Regione Umbria: parere non favorevole al progetto di impianto fotovoltaico a Bevagna

La commissione tecnica regionale boccia il progetto per motivi paesaggistici e ambientali, salvaguardando la terra del Sagrantino

La Regione Umbria ha espresso parere negativo sul progetto dell’impianto fotovoltaico da 30 ettari proposto da Sgg Bevagna nella località Cantalupo. La decisione, presa dalla commissione tecnica regionale per le valutazioni ambientali, si basa su un’analisi dettagliata che ha evidenziato “incompatibilità ambientale e paesaggistica”, con particolare attenzione al contesto agricolo e naturale di pregio in cui si sarebbe dovuto collocare.

Le ragioni del “no”

L’impianto, della potenza prevista di 27,06 MWp, avrebbe occupato una superficie significativa in un’area destinata alla produzione di vino Docg Montefalco Sagrantino e olio Dop Extravergine di oliva Umbria Colli Martani. La Regione, in una nota ufficiale, ha sottolineato che il progetto avrebbe avuto un impatto rilevante sul paesaggio, classificato come di “elevato valore naturalistico e panoramico”. Gli esperti ritengono che la realizzazione di un simile impianto avrebbe comportato l’artificializzazione del territorio e la compromissione del paesaggio agricolo e rurale, alterando funzioni ecologiche, storiche, culturali e simboliche.

A queste criticità si aggiungono le perplessità relative alla mancanza di dettagli tecnici fondamentali, come il posizionamento della stazione elettrica e il tracciato dell’elettrodotto.
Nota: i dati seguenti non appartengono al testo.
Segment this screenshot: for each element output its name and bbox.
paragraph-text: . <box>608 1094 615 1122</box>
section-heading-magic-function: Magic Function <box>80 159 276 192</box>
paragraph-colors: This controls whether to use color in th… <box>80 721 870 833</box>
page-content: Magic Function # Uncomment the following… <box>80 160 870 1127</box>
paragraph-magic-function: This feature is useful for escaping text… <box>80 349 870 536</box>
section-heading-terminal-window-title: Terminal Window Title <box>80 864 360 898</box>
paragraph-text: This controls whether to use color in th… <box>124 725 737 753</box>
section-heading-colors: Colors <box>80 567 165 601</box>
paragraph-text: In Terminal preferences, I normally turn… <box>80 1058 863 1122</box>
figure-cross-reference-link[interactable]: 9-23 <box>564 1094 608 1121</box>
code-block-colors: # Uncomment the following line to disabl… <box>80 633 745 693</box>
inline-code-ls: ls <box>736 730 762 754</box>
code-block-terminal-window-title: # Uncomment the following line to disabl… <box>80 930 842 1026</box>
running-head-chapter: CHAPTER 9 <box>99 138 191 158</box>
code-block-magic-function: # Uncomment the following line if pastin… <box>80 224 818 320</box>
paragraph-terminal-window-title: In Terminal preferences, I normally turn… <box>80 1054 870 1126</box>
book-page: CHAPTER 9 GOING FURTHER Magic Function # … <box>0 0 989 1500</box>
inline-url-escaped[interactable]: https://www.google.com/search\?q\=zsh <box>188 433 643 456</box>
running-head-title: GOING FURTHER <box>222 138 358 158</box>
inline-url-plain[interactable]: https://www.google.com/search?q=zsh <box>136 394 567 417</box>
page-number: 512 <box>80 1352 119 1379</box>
La commissione ha ritenuto che l’assenza di informazioni precise sulle opere di connessione alla rete elettrica impedisse una valutazione completa delle ripercussioni ambientali e paesaggistiche.

Le preoccupazioni degli esperti

Tra i motivi del rifiuto, figurano anche le proposte di mitigazione dell’impatto visivo, giudicate “inefficaci” dagli esperti regionali. Queste carenze progettuali hanno ulteriormente alimentato i timori sull’alterazione del paesaggio e sugli effetti a lungo termine per il territorio. Inoltre, non è stato escluso un potenziale impatto sul rischio idraulico e idrogeologico, data la vicinanza ai fiumi Topino e Clitunno e al lago dell’Aiso.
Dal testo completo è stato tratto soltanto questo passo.